4. Soon after the dialect had reached its latest form, the Latin alphabet was adopted. Tables VI. and VII. a contain an expanded form of the same liturgical direction as Table I.
It is probable that further research will amend this classification in detail, but its main lines are generally accepted.
(II.) Actual Date of the Tables.—Only the leading points can be mentioned here.
(i.) The Latin alphabet of the latest Tables resembles that of the Tabula Bantina, and might have been engraved at almost any time between 150 B.C. and 50 B.C. It is quite likely that the closer relations with Rome, which began after the Social War, led to the adoption of the Latin alphabet. Hence we should infer that the Tables in Umbrian alphabet were at all events older than 90 B.C.
(ii.) For an upper limit of date, in default of definite evidence, it seems imprudent to go back beyond the 5th century B.C., since neither in Rome nor Campania have we any evidence of public written documents of any earlier century.
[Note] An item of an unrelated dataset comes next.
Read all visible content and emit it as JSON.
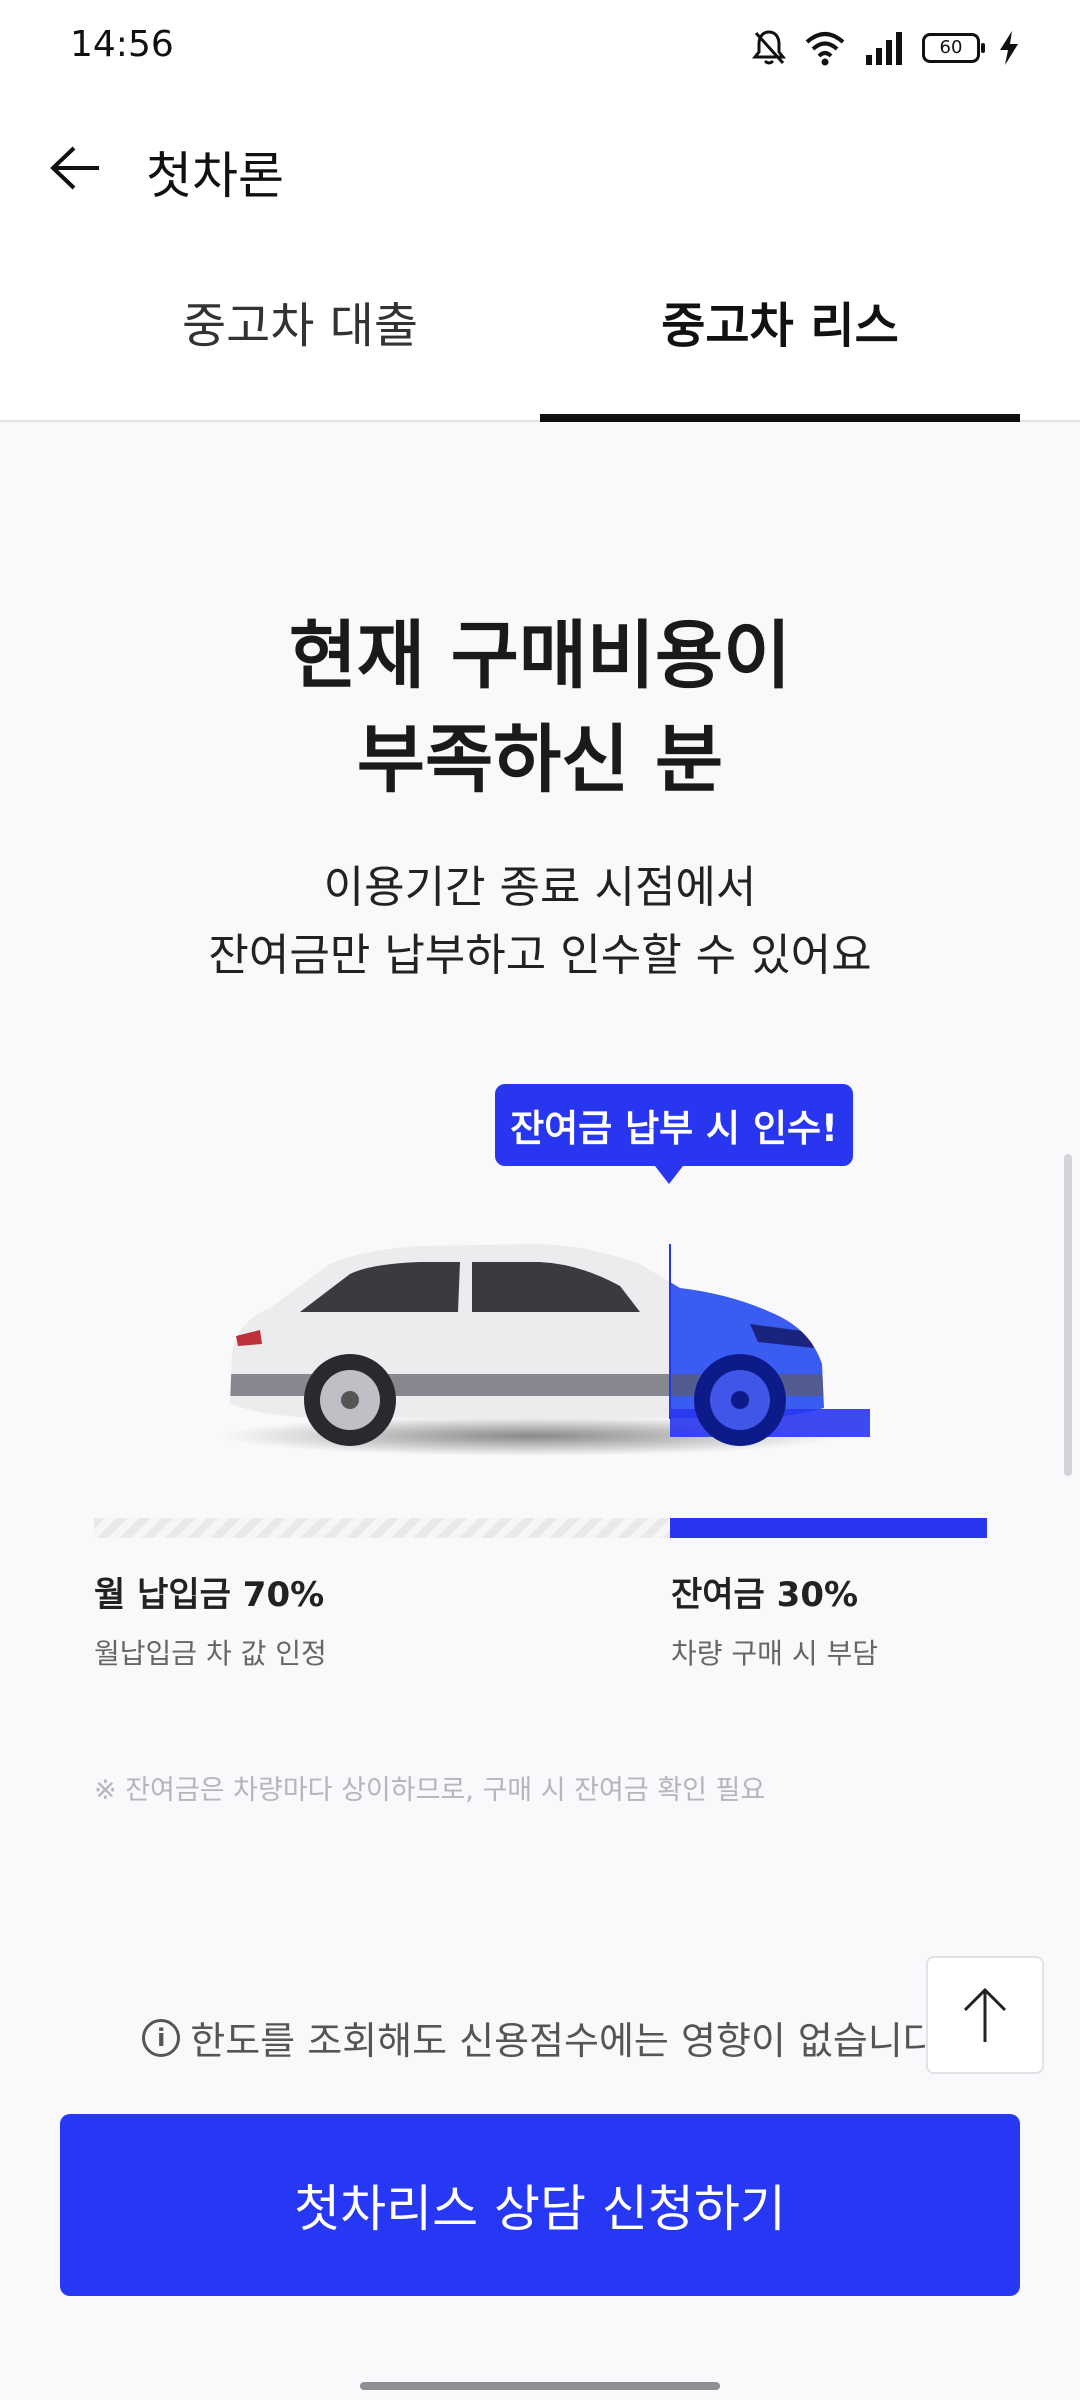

When more is known of the earliest Etruscan inscriptions it may become possible to date the Iguvine Tables by their alphabetic peculiarities as compared with their mother-alphabet, the Etruscan. The “Tuscan name” is denounced in the comprehensive curse of Table VI. b, 53-60, and we may infer that the town of Iguvium was independent but in fear of the Etruscans at the time when the curse was first composed. The absence of all mention of either Gauls or Romans seems to prove that this time was at least earlier than 400 B.C.; and the curse may have been composed long before it was written down.
The chief sources in which further information may be sought have been already mentioned. (R. S. C.)
- ↑ A portion of this article is taken by permission from R. S. Conway’s Italic Dialects (Camb. Univ. Press, 1897).